How is this possible, however, if the current resources on our campus are not well equipped to handle the glut of students who need help? With the lack of available mental health resources, some students are forced to forego mental health counseling altogether, ultimately leading them to be trapped within a bad mental space. Oftentimes slots are not available on MyHealthConnect, the student health portal, to sign up for a meeting with a counselor, even though the university boasts that students are allowed up to 12 counseling sessions for free. 

These counselors, too, are way overburdened, especially during times like these when everything seems to be coalescing at once. Whether it be because of the stress of registering for classes, the inundation of exams and projects, the pressure of finding a job or internship for the summer, the anxiety of knowing finals are coming or just the mere exhaustion of a rigorous semester, we are all overwhelmed to some degree.

CWRU needs to invest more in mental health resources to support student success. CWRU promotes the mental health resources available to students and even highlights them in the First-Year Experience modules we all have to take, but there’s no guarantee that they will be available. Expansions to our counseling services have been promised over the years, especially when justifying tuition increases, but so far it doesn’t seem like much has come to fruition. Of course CWRU should hire more counselors, but there are plenty of other ways to help students and prioritize their mental health. The administration can schedule mental health days, host more mentally beneficial activities or perhaps provide things like therapy groups and accessible brochures on stress reduction techniques to students. There is no question that this administration could be doing to prioritize their students’ well-being.

Furthermore, many professors need to become more aware of the mental health climate of the student body—this may mean dropping assignments and lowering expectations when struggles are clearly seen. After all, it is not surprising that students are struggling considering the state of the world, with COVID-19 reigning, climate change accelerating, democracy crumbling and war brewing. That isn’t even mentioning the emotional toll that being online 24/7 has taken on all of us. Even just a guarantee of understanding and flexibility when students do ask for help would be better than the current state of affairs. Too many times professors tell students to simply “deal with it,” citing that it isn’t fair to other students if they provide accommodations for certain individuals.

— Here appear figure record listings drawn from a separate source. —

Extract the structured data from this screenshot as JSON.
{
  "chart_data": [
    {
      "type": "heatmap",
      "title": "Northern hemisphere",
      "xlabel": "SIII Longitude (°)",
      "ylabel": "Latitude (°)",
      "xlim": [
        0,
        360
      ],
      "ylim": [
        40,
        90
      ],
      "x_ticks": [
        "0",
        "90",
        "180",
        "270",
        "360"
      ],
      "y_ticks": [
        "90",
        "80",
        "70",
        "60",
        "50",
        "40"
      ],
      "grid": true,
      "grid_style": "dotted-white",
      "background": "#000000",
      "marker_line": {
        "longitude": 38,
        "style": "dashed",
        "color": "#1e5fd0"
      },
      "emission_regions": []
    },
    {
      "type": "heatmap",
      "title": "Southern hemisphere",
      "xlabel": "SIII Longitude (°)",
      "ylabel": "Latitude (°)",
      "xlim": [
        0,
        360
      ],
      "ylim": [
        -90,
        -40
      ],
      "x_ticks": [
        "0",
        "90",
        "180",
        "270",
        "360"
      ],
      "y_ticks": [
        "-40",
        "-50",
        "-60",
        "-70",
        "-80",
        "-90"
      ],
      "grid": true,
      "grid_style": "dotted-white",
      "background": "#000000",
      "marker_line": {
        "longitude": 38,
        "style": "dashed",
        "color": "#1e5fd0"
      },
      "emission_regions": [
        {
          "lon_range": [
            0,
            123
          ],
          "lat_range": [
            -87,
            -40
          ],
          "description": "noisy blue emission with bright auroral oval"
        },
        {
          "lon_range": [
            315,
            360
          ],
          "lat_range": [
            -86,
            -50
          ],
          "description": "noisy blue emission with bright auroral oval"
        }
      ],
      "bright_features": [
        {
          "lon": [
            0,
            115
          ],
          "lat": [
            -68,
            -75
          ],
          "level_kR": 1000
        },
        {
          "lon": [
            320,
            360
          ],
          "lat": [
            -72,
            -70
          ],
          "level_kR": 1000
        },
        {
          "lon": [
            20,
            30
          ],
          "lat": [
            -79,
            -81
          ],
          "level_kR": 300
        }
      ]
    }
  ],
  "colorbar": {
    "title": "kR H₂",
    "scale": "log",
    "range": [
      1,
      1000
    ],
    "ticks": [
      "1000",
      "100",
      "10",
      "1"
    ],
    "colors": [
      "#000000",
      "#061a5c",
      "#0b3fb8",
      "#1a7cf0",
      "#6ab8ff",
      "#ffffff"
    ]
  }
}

The amount of stress and pressure students face as new adults is already absurd, and it’s only growing over the years as expectations increase. And with their lack of regard for mental health and their sole focus on success, CWRU adds tremendously to this stress. It makes sense that CWRU as an institution would want to promote their ability to bring jobs and opportunities to their students, but success has multiple dimensions. The university certainly has the ability to help us and prioritize our well-being, and the time for continual broken promises is long gone. CWRU needs to take action.